In contrast, Kimberley Wallace of Game Informer was not as enthusiastic, saying that while Zero had some good one-liners, "the better efforts are buried in a lot of bad party banter." RPGamer's Michael Cunningham found Zero to be an "angry, vulgar woman [...] impatient, aggressive, and easily irritated", and that the lack of explanation behind Zero's actions negatively affected the plot. IGNs Meghan Sullivan was also fairly negative, saying that Zero's character, interactions and motivation were badly let down by poor writing. USGamers Kat Bailey was generally unenthusiastic about Zero's general attitude and portrayal, saying that she was "characterized in large part by her apparent love of killing and her aggressive bitchiness toward her companion dragon". Roger Hargreaves for Metro agreed, finding Zero to be a "thoroughly unpleasant and unlikeable main character." Crunchyroll's Nate Ming was highly critical of Zero, calling her "a ruthless, backstabbing, front-stabbing, cold-hearted bitch", and said that she would be the villain in any other game.
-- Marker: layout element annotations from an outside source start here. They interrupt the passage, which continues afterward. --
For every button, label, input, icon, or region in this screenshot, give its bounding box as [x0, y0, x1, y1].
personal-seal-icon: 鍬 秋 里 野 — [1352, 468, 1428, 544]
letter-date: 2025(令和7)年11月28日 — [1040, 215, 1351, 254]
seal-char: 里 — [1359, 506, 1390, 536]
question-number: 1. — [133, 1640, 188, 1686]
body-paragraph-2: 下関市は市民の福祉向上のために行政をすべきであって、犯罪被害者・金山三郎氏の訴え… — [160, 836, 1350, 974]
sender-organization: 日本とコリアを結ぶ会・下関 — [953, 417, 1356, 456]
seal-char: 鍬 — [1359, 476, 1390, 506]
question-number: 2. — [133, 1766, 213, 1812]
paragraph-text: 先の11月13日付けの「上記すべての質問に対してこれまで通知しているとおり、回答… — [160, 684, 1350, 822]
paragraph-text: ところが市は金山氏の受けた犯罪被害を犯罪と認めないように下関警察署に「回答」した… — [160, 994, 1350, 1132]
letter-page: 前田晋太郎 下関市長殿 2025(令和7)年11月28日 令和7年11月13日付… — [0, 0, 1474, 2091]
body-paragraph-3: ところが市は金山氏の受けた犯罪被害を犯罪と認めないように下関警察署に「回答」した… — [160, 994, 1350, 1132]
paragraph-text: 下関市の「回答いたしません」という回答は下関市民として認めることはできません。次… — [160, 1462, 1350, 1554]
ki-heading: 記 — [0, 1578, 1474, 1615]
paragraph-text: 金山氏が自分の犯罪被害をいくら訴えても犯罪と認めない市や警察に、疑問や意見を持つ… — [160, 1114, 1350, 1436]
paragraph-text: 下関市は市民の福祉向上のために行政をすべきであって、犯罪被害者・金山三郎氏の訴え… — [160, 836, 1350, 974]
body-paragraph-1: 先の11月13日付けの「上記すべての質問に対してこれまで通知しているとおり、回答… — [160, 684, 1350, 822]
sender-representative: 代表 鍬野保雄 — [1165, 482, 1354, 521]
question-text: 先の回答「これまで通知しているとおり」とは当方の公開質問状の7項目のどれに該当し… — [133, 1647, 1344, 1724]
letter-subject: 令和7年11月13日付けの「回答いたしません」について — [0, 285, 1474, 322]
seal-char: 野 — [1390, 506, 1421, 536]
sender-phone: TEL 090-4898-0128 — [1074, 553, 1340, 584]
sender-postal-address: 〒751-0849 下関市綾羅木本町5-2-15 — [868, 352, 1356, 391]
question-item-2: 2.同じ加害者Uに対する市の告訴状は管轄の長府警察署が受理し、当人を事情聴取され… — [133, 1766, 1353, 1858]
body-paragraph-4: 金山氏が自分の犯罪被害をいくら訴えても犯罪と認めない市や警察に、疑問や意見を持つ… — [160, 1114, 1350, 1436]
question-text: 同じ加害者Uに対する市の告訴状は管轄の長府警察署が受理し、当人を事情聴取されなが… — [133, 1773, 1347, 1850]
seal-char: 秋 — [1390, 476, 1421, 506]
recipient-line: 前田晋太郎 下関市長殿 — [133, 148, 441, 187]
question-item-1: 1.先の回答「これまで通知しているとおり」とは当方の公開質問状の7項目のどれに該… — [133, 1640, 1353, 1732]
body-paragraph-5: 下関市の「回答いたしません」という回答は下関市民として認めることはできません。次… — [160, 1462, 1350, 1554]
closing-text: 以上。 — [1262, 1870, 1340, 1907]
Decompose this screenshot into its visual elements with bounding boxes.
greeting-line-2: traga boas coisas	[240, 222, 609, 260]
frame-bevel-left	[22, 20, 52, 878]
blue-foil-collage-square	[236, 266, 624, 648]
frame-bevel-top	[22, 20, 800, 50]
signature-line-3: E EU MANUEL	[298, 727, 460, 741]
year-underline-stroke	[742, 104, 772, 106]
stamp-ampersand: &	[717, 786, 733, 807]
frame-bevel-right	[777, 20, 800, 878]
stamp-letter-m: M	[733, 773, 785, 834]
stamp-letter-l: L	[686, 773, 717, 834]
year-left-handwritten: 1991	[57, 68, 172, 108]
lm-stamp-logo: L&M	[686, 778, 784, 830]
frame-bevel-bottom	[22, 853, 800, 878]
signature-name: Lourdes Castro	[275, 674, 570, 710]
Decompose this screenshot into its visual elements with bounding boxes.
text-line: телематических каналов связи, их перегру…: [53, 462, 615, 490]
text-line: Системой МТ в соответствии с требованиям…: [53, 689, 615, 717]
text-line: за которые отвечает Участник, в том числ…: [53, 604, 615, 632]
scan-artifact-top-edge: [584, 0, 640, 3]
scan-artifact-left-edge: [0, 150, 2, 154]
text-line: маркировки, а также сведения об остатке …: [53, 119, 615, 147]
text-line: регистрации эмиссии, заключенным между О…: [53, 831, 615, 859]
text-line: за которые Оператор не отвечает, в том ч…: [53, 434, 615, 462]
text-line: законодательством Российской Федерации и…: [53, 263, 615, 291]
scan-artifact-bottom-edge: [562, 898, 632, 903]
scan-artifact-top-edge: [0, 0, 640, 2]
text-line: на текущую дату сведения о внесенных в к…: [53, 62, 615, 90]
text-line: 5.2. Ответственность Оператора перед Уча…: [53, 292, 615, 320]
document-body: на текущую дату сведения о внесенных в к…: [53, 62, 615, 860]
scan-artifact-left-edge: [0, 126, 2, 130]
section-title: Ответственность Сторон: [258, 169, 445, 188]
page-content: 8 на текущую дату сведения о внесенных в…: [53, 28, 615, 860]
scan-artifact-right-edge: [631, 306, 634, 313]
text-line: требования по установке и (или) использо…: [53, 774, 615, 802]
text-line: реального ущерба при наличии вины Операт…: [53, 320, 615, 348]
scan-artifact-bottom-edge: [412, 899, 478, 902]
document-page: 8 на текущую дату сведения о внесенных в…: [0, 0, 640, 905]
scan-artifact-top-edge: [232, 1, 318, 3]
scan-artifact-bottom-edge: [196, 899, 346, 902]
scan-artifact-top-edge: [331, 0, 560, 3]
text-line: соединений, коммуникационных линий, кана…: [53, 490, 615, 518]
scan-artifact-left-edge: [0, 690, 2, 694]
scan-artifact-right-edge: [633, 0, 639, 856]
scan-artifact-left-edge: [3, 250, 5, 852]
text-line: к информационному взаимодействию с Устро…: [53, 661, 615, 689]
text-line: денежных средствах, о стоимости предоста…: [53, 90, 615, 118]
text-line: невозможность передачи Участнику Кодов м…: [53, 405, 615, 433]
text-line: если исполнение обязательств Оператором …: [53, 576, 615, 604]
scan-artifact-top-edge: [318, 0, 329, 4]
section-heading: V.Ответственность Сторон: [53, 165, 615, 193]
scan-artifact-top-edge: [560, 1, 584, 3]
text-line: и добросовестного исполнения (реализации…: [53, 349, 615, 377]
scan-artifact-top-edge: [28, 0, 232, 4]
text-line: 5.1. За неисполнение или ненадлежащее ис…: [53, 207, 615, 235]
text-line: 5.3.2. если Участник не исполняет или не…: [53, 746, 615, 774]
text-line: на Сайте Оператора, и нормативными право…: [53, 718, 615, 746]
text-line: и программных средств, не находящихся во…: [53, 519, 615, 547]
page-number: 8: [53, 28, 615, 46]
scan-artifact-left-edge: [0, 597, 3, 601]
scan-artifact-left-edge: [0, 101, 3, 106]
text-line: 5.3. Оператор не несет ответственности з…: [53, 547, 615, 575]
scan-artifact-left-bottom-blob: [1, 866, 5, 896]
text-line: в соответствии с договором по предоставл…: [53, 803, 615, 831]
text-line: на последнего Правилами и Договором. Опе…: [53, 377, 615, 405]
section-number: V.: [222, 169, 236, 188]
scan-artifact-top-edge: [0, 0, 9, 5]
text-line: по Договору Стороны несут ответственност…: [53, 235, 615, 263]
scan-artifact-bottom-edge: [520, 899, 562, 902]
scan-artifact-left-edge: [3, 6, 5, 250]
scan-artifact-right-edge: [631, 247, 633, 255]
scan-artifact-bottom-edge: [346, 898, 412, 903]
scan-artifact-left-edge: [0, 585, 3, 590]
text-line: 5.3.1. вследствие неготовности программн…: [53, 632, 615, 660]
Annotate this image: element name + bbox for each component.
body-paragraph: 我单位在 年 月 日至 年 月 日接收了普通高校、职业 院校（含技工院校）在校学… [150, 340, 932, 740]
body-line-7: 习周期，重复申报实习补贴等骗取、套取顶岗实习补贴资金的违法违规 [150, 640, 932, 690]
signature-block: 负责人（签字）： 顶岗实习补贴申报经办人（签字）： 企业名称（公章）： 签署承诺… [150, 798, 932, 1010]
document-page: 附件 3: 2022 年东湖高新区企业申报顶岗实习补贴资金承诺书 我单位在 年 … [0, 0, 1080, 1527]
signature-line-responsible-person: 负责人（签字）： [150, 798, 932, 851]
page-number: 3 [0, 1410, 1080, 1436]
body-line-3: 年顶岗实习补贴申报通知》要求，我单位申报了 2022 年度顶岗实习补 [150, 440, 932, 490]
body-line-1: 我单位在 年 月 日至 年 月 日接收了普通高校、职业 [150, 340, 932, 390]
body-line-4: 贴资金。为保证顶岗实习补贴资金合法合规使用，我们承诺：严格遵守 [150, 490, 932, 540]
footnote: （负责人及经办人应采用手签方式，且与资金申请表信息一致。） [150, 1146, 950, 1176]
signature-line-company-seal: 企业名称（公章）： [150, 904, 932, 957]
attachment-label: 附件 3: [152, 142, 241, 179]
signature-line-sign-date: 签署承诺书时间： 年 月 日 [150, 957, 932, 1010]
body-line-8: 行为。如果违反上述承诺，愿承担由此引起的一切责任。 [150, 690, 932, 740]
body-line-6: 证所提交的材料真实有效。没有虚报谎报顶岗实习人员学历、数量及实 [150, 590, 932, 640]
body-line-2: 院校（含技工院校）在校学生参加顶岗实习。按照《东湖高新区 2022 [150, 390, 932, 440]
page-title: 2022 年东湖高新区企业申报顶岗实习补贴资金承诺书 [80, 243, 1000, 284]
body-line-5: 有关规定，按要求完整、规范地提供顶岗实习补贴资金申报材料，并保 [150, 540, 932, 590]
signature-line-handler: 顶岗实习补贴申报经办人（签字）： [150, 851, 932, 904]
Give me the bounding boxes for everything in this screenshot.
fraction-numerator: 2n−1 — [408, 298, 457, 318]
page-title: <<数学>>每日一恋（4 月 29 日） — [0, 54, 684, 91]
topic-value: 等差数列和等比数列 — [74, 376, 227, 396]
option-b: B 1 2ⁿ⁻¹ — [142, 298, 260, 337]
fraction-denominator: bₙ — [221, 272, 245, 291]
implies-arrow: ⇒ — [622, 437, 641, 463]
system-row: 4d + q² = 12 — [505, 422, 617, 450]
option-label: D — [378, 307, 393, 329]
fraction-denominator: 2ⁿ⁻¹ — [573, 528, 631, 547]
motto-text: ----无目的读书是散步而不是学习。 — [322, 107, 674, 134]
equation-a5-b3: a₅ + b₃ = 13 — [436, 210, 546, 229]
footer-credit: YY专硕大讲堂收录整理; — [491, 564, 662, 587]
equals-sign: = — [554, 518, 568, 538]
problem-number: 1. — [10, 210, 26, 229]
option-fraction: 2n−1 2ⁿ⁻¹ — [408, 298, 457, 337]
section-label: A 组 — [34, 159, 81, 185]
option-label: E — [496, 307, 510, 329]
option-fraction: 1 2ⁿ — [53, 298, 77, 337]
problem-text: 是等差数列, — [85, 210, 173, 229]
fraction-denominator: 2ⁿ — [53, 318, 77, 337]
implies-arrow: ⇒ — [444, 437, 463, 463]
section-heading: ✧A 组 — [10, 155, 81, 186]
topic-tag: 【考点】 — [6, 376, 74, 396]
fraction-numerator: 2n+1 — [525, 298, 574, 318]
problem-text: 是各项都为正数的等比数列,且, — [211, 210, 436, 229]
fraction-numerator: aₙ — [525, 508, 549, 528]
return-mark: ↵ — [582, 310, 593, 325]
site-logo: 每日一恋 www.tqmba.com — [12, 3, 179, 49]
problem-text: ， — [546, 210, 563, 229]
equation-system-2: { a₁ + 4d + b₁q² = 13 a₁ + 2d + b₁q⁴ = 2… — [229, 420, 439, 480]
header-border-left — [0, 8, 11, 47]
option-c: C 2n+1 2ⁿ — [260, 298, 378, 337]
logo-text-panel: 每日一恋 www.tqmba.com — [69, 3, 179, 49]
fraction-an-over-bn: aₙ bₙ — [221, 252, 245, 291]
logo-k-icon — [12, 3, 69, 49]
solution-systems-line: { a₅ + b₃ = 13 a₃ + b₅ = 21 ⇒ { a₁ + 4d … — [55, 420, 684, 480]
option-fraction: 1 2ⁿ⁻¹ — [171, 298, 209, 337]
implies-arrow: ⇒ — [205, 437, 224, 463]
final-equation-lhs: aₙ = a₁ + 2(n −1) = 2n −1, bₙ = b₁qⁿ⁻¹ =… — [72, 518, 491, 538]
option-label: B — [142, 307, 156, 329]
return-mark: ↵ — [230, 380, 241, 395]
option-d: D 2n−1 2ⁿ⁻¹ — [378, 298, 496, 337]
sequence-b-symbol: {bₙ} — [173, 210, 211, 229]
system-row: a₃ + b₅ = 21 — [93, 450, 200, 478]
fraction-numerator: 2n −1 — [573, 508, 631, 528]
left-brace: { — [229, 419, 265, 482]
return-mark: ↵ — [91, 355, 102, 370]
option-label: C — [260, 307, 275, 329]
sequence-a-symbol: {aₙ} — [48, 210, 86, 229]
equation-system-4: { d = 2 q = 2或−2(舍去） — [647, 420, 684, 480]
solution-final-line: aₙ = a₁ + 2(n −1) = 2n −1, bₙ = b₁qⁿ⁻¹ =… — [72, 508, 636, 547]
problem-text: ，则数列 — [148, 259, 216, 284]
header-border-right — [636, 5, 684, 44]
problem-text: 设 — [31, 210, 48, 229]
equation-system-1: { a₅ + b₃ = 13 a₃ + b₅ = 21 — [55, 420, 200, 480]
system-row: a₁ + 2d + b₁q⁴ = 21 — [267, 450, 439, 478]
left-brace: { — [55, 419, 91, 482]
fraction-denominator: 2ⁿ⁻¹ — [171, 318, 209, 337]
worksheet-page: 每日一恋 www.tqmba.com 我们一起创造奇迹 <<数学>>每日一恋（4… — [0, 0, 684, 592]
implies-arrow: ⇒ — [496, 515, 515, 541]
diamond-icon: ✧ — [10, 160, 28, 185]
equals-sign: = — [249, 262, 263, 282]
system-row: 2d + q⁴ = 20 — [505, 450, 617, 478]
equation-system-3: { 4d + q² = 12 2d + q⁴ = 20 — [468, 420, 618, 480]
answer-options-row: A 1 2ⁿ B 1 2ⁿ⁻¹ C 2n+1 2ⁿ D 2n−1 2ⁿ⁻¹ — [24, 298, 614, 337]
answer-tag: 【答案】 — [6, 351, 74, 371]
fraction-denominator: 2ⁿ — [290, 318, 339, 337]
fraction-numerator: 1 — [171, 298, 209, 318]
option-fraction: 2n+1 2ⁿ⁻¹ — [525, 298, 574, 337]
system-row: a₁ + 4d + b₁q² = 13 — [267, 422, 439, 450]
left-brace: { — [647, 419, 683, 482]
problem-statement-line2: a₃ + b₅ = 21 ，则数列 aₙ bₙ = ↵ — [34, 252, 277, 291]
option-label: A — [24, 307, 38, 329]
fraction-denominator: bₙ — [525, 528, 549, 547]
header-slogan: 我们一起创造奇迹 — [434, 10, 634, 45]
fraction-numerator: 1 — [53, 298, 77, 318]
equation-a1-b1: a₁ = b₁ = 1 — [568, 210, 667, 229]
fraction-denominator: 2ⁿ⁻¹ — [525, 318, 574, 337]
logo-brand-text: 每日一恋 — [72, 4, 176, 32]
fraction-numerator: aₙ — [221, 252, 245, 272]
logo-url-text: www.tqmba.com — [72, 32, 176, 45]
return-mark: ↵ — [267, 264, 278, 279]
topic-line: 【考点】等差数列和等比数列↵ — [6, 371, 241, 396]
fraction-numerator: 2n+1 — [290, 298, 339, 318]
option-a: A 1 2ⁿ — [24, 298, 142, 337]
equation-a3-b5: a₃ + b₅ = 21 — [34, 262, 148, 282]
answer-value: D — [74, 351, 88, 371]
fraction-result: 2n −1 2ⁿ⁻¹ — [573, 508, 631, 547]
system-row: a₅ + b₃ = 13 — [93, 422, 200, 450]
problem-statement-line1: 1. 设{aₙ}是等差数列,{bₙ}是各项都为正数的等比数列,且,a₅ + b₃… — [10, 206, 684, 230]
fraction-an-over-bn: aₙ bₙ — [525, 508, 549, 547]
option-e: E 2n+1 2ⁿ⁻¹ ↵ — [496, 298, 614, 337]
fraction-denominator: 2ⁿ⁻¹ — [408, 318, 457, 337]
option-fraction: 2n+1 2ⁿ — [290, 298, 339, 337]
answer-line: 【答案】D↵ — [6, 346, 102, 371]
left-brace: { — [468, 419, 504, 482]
The character has been positively received by series fans in Japan. In a popularity contest for the characters of Drakengard 3, Zero came in as the fourth most popular character of the game, with her dragon Mikhail taking first place. In the 2014 Dengeki PlayStation Awards, Zero was placed as the fourth best character of 2013. Beyond the Drakengard universe, both Zero had her dragon Mikhail appeared in the second sequel to the arcade game Lord of Vermilion.